Signs and symptoms of HCM may include one or more of the following:
  • Shortness of breath, especially during exercise
  • Chest pain, especially during exercise
  • Fainting, especially during or just after exercise or exertion
  • Sensation of rapid, fluttering or pounding heartbeats (palpitations)
  • Heart murmur, which a doctor might detect while listening to your heart

Treatment and Management


Managing HCM requires lifelong visits with a cardiologist to screen for potential cardiac risks and obtain a careful family history. Routine testing can consist of echocardiograms, 12-lead ECGs, Holter monitoring, exercise stress tests, cardiac MRIs, or cardiac genetic testing.
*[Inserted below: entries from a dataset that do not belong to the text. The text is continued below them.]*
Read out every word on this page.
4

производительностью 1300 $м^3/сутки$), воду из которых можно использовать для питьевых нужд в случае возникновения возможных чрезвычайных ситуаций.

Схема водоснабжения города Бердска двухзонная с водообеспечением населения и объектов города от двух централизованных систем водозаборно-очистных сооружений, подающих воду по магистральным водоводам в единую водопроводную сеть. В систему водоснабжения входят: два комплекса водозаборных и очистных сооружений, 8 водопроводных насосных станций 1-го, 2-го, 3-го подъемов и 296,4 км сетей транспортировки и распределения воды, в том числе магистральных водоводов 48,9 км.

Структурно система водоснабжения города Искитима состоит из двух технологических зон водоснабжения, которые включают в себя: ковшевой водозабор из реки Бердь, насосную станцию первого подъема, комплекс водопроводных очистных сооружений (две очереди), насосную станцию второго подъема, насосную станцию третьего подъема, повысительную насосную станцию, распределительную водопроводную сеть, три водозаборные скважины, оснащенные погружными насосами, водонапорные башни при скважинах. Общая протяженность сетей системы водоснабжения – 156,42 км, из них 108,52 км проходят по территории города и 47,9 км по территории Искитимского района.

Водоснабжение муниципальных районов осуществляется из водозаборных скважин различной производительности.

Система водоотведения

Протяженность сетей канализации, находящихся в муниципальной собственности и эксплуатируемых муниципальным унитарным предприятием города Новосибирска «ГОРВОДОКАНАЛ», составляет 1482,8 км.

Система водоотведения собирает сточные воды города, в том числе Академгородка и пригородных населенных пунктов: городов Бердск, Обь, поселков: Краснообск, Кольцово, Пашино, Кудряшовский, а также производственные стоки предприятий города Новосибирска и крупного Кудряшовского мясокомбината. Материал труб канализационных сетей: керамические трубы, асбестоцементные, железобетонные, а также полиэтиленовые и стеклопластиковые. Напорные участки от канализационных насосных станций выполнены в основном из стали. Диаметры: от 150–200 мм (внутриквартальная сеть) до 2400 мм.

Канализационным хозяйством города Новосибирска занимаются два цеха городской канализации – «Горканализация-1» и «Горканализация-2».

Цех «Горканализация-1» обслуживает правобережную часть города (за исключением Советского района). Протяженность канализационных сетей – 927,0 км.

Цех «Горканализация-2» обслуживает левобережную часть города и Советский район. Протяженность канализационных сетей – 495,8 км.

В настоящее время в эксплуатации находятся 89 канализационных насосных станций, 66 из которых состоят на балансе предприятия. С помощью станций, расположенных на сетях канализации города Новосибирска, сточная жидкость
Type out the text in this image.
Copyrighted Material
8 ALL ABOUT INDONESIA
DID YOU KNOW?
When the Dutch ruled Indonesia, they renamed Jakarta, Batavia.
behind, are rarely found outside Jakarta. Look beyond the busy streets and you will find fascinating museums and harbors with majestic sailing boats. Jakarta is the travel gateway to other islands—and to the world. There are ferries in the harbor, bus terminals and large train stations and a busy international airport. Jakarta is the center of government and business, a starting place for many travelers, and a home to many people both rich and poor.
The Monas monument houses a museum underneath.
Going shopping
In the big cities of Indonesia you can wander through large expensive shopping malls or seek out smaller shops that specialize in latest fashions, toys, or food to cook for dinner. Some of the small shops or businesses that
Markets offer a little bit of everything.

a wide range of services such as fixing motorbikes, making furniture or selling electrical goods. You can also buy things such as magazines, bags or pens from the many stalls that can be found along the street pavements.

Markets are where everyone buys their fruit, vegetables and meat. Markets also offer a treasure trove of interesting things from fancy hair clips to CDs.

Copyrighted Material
Common information that may be attained from the tests:
Echocardiogram (Echo):
  • The structure and function of the heart.
  • The degree of thickening and shape of thickened area.
  • Is the thickened area creating an obstruction of blood flow to the (aorta) artery that supplies oxygenated blood to the body from the heart?
  • Is there any mitral valve involvement or mitral valve regurgitation?
  • If the patient has a transvenous lead from an implanted cardiac rhythm device, how is this lead impacting the structures within the heart?

12-lead ECG (or EKG):

  • Baseline rhythm
  • The voltage force of the ventricle and the recovery of the heart muscle.
  • If the patient is paced, the function of the device.

Holter:

  • Rhythm throughout the monitored period, including evidence of arrhythmias
  • High, low, and average heart rates that may help determine medication dosing

Exercise Stress Test:

  • Evidence of ischemia (decreased oxygenation to the heart muscle)
  • Inducible arrhythmias throughout the test or in the post exercise period
  • Heart rate and blood pressure response during exercise.

Cardiac MRI:

  • Measurements of the ventricle chamber size, degree of hypertrophy, and areas of scar.

Genetic Testing:


Genetic testing identifies changes in the genes that are associated with HCM. Test results may be:
  • Positive - a known genetic change that causes HCM is found,
  • Negative - no known genetic change that causes HCM is found, or
  • Variant of uncertain significance (VUS) - a change is found in a gene associated with HCM, but that change is not definitively known to cause HCM.
A positive test result confirms the diagnosis of HCM. A negative result indicates that a disease-causing mutation associated with HCM was not identified. Importantly, this does not rule out the possibility of having the disease. An individual may have a disease-causing mutation has not been recognized yet on the HCM panel. A variant of uncertain significance is an inconclusive finding. The genetic test results will be discussed with you by your medical team and may also be discussed by a genetic counselor.